The answer to your last question is “maybe not”.
You’d know that if you understood quantum mechanics or its implications to any substantive degree.
Gene:
OOOh, you cannot be certain.
Absolute 0 doesnt exist? Oh, the humanity.
http://www.livescience.com/25959-atoms-colder-than-absolute-zero.html
I think you are talking precision in measurements. I certainly dont know how much load is placed on a soldier pile by soil but I have a good idea based on experimental data. But I do know the pile will behave in a specific way, QM notwithstanding.
You sound like the nutty philosophy students wondering about how many universes are in the head of a pin. Shades of St. Thomas and his angelology. How many are there? I cant be certain.
If you want to believe in absolutes, you go right on ahead.
You are free to butt head with the reality of the analog world all you like.
I understand that your entire binary thought process is dependent upon absolutes.
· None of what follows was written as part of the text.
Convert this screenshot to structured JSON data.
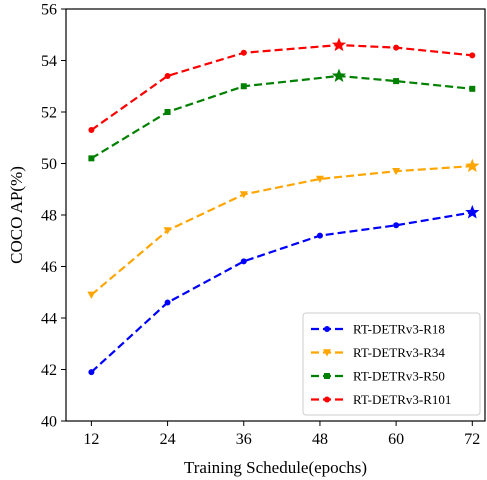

Your mockery isn’t really having the effect you intended unless your intent was to illustrate just exactly how rigid your thought processes actually are.
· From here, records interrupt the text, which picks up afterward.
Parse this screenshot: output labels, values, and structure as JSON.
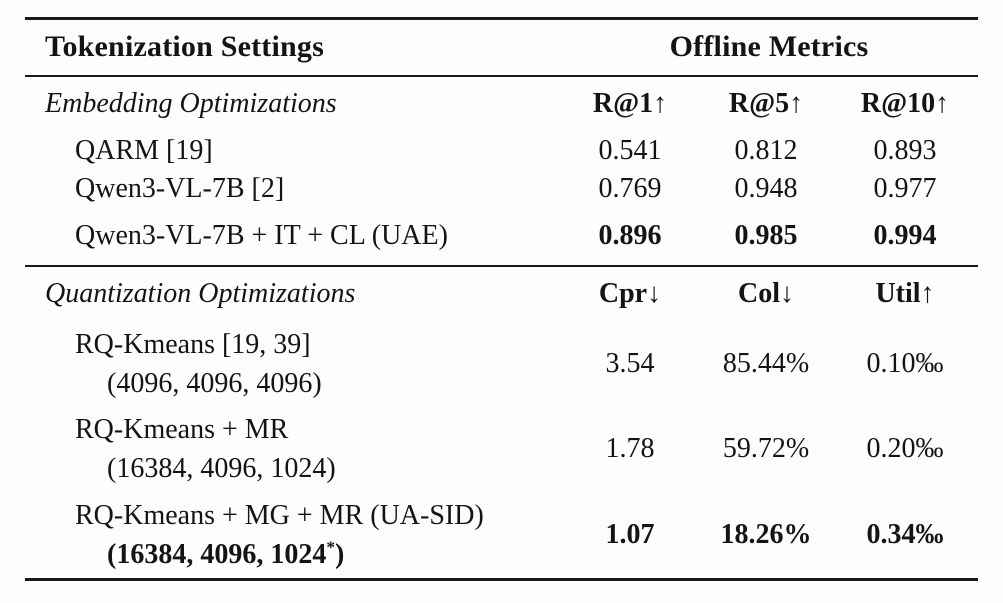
{
  "colors": {
    "background": "#fdfdfd",
    "text": "#141414",
    "rule": "#1a1a1a"
  },
  "table": {
    "header": {
      "settings": "Tokenization Settings",
      "metrics": "Offline Metrics"
    },
    "embedding": {
      "section_label": "Embedding Optimizations",
      "columns": [
        "R@1↑",
        "R@5↑",
        "R@10↑"
      ],
      "rows": [
        {
          "name": "QARM [19]",
          "values": [
            "0.541",
            "0.812",
            "0.893"
          ]
        },
        {
          "name": "Qwen3-VL-7B [2]",
          "values": [
            "0.769",
            "0.948",
            "0.977"
          ]
        },
        {
          "name": "Qwen3-VL-7B + IT + CL (UAE)",
          "values": [
            "0.896",
            "0.985",
            "0.994"
          ]
        }
      ]
    },
    "quantization": {
      "section_label": "Quantization Optimizations",
      "columns": [
        "Cpr↓",
        "Col↓",
        "Util↑"
      ],
      "rows": [
        {
          "name": "RQ-Kmeans [19, 39]",
          "detail_pre": "(4096, 4096, 4096)",
          "detail_sup": "",
          "detail_post": "",
          "values": [
            "3.54",
            "85.44%",
            "0.10‰"
          ]
        },
        {
          "name": "RQ-Kmeans + MR",
          "detail_pre": "(16384, 4096, 1024)",
          "detail_sup": "",
          "detail_post": "",
          "values": [
            "1.78",
            "59.72%",
            "0.20‰"
          ]
        },
        {
          "name": "RQ-Kmeans + MG + MR (UA-SID)",
          "detail_pre": "(16384, 4096, 1024",
          "detail_sup": "*",
          "detail_post": ")",
          "values": [
            "1.07",
            "18.26%",
            "0.34‰"
          ]
        }
      ]
    }
  }
}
Far be it from me to hinder an opponent in the process of making a mistake.
Gene,
I hate Lectroid cats from planet 10 by way of the 8th dimension, buckaroo.
I used to work with an Engineering professor. We’d plan an experiment. I’d say it was ‘likely’ to work the way we thought it would. He’d say, “It has to.”
Wrong.
In the actual universe, conditions aren’t set up like a thought experiment. Reliability varies, errors happen. Not all the circumstances are known.
Nothing is absolute. The universe isn’t aware of strict behavioral laws. Because there aren’t any.
Humans find patterns in how things usually work.
As in the well-known disclaimer, “Your results may vary.”
I’m content with, “This’ll probably work.”
That’s all you’ll ever get, even in the macro world.
The only absolute is the tendency of humans to try to comprehend their environment by believing there are absolutes. One of the grave dangers of taking LSD is that it presents a “reality” so at odds with our worldly perceptions.
I give up as I have no idea what you guys are talking about.